Reading time: 6 min
Audience: Architects and developers
The out-of-the-box rulesets included in Quality Clouds for ServiceNow and Quality Clouds for Salesforce allow our customers to control the quality of their SaaS deployments. They ensure that any change or customization is implemented according to the platform vendor’s recommended best practices.
In addition to this, defining your company’s custom ruleset for Quality Clouds is one of the most powerful features of our product. This key feature efficiently allows our enterprise license customers to verify that the guidelines and standards which they specify should be followed on their developments and customizations on their Cloud Platforms are indeed adhered to by all developers.
What types of rules can I create?
There are different types of guidelines, which can be grouped into the following categories:
– Naming standards: These can be of various kinds but are usually applied to the names of Configuration Elements, tables, or columns. They can also be used to easily tell the different vendor’s activities apart by enforcing a descriptive prefix for each vendor team. In addition, they can be used to ensure that geographically distributed teams, each with a different native language, are limited to a common set of permissible characters for the names of all the Configuration Elements.
– Architectural guidelines: It is common for architecture teams to designate guidelines regarding the structure of the code and data structures that support it. These can be expressed in terms of custom rules, which calculate code metrics, for example; the number of lines of code, the ratio of lines of code to comments, and cyclomatic complexity (for Apex code only). It is also possible to be warned about excessive customization of your Cloud Platform’s default data objects, tables and columns being created outside of your defined parameters in terms of numbers of columns, NULL values allowed, and more.
– Change control: It is possible to define Custom Rules that generate issues whenever a certain functionality is modified within a specific time frame. This allows you to ensure that a freeze on sensitive functionality is respected.

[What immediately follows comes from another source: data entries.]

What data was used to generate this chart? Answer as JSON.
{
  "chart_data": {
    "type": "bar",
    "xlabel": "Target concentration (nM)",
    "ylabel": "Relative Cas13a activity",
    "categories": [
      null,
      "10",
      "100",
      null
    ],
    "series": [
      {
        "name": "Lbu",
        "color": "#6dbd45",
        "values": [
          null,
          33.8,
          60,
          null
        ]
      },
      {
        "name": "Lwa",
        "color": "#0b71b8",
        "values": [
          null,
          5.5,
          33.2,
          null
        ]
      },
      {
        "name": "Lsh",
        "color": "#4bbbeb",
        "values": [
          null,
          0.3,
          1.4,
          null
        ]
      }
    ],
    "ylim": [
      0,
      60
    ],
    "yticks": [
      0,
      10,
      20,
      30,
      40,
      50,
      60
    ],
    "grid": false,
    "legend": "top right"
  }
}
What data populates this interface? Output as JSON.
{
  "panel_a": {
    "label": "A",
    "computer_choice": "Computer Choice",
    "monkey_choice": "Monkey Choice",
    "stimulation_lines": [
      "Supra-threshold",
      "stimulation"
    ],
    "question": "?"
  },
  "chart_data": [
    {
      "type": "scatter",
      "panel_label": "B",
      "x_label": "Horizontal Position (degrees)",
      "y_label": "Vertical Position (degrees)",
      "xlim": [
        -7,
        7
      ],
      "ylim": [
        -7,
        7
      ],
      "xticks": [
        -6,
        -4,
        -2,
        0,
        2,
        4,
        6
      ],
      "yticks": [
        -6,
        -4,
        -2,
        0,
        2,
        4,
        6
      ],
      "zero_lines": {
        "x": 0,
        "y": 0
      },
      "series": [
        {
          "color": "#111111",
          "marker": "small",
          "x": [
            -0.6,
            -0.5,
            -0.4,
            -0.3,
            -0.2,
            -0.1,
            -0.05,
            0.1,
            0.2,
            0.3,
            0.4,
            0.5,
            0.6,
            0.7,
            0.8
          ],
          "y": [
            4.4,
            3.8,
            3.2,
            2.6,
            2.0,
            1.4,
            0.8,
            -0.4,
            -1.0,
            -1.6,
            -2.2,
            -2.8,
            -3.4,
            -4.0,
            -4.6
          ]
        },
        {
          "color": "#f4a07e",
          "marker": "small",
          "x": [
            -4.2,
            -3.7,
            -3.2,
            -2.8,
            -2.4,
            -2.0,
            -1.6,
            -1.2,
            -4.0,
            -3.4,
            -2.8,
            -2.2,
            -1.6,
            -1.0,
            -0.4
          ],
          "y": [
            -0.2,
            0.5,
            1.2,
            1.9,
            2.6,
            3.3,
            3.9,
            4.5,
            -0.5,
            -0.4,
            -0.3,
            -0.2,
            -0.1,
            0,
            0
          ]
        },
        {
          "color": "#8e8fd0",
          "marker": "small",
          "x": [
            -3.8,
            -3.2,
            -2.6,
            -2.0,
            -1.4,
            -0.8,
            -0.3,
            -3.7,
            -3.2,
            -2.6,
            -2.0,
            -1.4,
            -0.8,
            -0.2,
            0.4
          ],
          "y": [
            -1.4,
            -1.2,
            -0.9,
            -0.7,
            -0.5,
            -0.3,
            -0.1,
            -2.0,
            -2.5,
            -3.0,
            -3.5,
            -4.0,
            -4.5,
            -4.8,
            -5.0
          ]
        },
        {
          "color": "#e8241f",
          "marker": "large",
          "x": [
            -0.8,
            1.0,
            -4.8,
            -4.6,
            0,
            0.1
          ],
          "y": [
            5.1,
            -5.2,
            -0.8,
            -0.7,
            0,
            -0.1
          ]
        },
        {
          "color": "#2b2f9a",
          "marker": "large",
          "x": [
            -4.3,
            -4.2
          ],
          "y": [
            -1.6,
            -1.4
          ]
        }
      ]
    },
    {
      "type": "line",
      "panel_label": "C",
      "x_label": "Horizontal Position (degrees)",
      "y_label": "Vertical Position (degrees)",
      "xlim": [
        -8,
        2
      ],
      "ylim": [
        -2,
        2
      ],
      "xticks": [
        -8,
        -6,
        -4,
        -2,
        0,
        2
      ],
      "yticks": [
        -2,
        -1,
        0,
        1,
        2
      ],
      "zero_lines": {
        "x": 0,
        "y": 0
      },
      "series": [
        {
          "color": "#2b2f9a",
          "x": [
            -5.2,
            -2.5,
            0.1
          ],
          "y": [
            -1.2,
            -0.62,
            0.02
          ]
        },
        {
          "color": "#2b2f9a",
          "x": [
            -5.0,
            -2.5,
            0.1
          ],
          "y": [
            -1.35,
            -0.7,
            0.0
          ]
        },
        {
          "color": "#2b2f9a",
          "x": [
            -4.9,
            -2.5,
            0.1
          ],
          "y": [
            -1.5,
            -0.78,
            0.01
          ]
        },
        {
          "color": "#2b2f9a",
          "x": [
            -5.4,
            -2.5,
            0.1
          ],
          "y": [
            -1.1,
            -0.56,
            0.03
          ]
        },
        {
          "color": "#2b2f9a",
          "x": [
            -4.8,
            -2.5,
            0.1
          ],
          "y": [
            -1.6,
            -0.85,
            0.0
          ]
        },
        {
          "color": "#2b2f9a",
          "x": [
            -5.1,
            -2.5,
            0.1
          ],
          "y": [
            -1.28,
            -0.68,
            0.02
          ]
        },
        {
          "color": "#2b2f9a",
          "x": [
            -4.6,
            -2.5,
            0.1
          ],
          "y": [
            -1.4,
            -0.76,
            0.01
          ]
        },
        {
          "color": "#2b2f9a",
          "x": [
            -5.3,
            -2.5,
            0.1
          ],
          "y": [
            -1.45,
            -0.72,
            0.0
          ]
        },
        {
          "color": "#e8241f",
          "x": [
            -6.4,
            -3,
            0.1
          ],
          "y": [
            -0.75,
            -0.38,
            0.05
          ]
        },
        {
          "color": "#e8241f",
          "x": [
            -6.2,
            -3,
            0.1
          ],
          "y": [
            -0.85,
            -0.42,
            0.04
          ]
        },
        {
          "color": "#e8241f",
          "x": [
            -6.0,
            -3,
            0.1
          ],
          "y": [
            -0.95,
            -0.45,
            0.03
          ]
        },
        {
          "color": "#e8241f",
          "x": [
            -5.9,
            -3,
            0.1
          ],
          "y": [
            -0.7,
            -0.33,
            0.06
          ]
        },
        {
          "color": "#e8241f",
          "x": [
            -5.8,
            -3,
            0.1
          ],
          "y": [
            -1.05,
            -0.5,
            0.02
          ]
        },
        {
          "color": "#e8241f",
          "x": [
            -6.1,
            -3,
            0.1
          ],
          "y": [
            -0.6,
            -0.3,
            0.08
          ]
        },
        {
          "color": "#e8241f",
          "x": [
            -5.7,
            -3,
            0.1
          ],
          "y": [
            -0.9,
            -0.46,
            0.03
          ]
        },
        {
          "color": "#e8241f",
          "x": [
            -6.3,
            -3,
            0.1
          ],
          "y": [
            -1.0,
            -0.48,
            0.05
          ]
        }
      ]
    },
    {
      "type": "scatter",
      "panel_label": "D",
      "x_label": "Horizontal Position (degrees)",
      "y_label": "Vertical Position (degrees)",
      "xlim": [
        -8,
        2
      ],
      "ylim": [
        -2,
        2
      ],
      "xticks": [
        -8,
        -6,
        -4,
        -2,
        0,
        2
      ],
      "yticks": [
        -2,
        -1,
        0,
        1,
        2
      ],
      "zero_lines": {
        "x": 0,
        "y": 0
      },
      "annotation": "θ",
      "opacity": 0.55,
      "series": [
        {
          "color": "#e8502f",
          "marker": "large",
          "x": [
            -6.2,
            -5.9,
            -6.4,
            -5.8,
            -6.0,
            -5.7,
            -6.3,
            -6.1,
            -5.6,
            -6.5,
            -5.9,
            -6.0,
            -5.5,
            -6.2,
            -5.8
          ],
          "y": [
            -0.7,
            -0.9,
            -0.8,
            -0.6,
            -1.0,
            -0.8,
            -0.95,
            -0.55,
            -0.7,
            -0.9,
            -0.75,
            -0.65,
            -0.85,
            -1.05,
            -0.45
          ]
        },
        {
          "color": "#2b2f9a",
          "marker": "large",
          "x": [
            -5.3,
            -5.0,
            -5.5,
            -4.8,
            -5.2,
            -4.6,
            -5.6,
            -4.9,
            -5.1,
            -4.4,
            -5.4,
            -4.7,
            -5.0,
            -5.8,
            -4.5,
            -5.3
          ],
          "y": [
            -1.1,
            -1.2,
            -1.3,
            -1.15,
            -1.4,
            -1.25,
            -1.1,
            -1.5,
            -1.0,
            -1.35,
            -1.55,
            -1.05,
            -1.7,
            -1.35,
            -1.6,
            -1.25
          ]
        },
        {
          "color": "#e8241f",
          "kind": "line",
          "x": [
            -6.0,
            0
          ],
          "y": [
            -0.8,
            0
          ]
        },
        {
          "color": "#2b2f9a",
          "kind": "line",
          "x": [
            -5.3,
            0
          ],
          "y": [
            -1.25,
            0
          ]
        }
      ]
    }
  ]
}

– Exploratory analysis: Ever wonder whether any legacy or soon to be deprecated API is present in your code? Setting up a custom rule that reports on each instance of the API being used will give you an overall vision of your current situation. With each successive scan, you will be able to track your goal of removing the dependency, and ensuring that it does not get introduced again.
How do I create a custom rule?
To define a Custom Rule, you only need to send a support ticket with a description of your requirements to help [at] www.qualityclouds.com. Unless these are particularly complex, one should be able to implement them with configuration changes only In this particular case, you can expect your custom rule to be deployed to our test environment within three days. We usually recommend running at least one custom scan from our pre-production environment to validate the results and make any necessary adjustments.
Remember that you can specify all parameters which define a custom rule, severity, time to fix (contribution to Technical Debt), and a URL link to the corresponding documentation pages to facilitate your team of developers with the proper context to help them generate better quality code.
It should be noted as well that severity level can be manually set to WARNING. This can be useful if you expect many violations of any custom rule and do not want them to affect the Quality of Cloud, Technical Debt, and Number of Issues metrics.